Ringhals 1 reactor

The Ringhals 1 reactor has crossed the finish line

The nuclear power plant, Ringhals 1, was shut down as planned on New Year’s Eve. After nearly 45 years of power operation, the nuclear fuel will now be removed from the reactor, after which the plant will be prepared for decommissioning.


  • Ringhals 1 is its name despite being the second of the four reactors put into commercial operations at Ringhals nuclear power plant on 1 January 1976.
  • Ringhals 1 is a boiling water reactor. The original output was 730 MW, but after several modifications over the years was increased to 900 MW.
  • At its highest, the plant generated 6,736,428 MWh in 2019. Its high availability was a strong contributing factor to the total generation record at Ringhals of 30 TWh, which was set in 2018.
  • The decision by the owners to shut down Ringhals 1 five years earlier than planned was made in 2015 due to reasons of profitability.
  • At shutdown the plant had generated 220 terawatt hours of fossil-free electricity.
  • While operational, Ringhals 1 has saved the environment in the region of 200 million tonnes of CO2, compared with if the same amount of electricity was generated with coal, oil or gas.
  • Ringhals nuclear power plant has four plants. Investments in long-term operations were made in the reactors from the 80s, Ringhals 3 and 4. Ringhals 2 was shut down in December 2019.
  • Ringhals is the workplace of 1170 employees and around 500 consultants covering 60 occupational categories, the nuclear power plant is situated on the west coast in the municipality of Varberg approximately sixty kilometres south of Gothenburg.

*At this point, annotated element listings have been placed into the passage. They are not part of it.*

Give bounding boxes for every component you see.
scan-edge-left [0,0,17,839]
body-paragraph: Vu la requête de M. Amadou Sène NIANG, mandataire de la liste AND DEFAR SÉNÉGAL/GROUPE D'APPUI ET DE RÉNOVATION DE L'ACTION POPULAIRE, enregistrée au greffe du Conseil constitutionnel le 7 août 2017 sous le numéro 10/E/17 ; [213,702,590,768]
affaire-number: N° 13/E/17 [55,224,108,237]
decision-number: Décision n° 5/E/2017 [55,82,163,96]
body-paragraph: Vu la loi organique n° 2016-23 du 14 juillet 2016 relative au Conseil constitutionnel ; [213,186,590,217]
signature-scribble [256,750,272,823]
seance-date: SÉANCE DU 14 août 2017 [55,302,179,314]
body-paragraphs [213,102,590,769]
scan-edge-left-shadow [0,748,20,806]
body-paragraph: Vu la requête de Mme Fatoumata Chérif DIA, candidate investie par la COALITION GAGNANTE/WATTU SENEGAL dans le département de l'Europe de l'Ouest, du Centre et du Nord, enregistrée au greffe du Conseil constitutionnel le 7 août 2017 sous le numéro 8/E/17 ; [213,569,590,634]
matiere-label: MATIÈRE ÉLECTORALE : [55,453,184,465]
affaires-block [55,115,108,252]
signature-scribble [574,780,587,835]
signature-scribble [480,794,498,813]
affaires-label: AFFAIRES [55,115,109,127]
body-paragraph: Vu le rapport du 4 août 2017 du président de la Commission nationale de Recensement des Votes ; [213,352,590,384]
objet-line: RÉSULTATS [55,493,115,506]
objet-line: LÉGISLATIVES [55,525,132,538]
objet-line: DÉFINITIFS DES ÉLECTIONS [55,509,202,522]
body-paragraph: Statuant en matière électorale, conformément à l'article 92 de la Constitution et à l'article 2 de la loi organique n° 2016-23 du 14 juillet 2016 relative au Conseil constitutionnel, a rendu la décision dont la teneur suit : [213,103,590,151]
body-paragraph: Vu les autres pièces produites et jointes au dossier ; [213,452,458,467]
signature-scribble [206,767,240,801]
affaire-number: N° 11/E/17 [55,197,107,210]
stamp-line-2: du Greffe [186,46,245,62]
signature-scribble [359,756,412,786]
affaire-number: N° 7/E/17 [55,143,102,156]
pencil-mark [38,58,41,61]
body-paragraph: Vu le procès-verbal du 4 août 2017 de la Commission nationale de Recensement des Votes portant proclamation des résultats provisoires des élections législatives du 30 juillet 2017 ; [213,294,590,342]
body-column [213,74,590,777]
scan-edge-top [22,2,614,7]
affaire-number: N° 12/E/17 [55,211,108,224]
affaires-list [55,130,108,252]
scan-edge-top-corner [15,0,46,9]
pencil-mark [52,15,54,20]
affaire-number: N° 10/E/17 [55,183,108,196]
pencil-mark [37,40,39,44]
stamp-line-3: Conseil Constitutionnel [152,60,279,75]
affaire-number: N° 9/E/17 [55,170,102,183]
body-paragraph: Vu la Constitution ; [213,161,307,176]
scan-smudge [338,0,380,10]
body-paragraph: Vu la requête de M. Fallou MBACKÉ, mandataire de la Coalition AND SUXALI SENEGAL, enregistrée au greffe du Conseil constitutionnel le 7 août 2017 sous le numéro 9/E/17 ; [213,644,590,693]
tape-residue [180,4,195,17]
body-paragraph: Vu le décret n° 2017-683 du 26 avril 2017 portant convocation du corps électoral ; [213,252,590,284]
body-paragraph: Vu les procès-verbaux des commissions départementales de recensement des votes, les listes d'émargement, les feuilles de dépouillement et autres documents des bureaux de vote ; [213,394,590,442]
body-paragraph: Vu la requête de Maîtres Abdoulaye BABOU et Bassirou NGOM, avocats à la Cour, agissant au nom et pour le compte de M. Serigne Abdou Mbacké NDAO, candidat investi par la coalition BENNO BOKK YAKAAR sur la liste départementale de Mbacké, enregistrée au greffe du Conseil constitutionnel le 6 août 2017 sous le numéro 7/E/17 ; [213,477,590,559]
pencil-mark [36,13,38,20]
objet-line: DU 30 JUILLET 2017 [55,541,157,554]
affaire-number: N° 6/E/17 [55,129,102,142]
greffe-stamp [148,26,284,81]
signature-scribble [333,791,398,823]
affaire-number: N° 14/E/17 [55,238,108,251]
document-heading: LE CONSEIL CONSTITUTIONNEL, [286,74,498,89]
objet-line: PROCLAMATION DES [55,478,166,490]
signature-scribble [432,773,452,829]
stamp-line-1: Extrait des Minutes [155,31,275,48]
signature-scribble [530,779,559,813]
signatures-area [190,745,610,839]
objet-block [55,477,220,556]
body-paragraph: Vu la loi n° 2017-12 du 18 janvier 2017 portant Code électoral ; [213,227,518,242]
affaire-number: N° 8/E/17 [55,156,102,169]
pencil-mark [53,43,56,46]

"Ringhals 1 and Ringhals 2, which was taken out of service one year ago, represent a piece of industrial history that we can be proud of. They have contributed towards safe and reliable electricity generation over a long time, for the benefit of Swedish society. Our attention is now directed towards the continued operation of Ringhals 3 and Ringhals 4, both equipped with additional safety systems and developed to generate safe and reliable electricity as a supplement to weather dependent renewable electricity," says Vattenfall CEO Anna Borg.

Ringhals 1 was put into commercial service on 1 January 1976 and at the time of its final shutdown was estimated to have delivered 220 terawatt hours of electricity, which corresponds to the whole of Gothenburg’s consumption of electricity during the same period.

"The decision in 2015, made for business reasons, to close Ringhals 1 and 2 some five years earlier than planned was right then and remains right today. Electricity systems of the future should not be constructed using outdated technology. However, in future it cannot be excluded that new nuclear power technology in the form of small modular reactors will be built, yet all types of electricity generation must, of course, be competitive from a cost standpoint to be of interest to the market," adds Anna Borg.

Continued importance of Ringhals

Even though both Ringhals 1 and 2 have now been shut down, electricity generation at Ringhals continues with the Ringhals 3 and 4 reactors. These reactors have been equipped with independent core cooling, an investment of SEK 900 million and a regulatory requirement to continue operations after the turn of the year. Ringhals 3 and 4 provide approximately 12 percent of the country’s electricity generation, previously the four reactors combined answered for around 20 percent of Swedish electricity generation.

"Our employees have approached Ringhals 1 with great commitment all the way over the line. I am both proud and grateful for the resolute work performed by our employees at Ringhals leading up to the shutdown of Ringhals 1 and 2. Both reactors will now be decommissioned and dismantled in a safe and efficient manner. Dismantling will begin on a large scale in the second half of 2022 and will probably continue into the 2030s," says Torbjörn Wahlborg, Head of Business Area Generation at Vattenfall.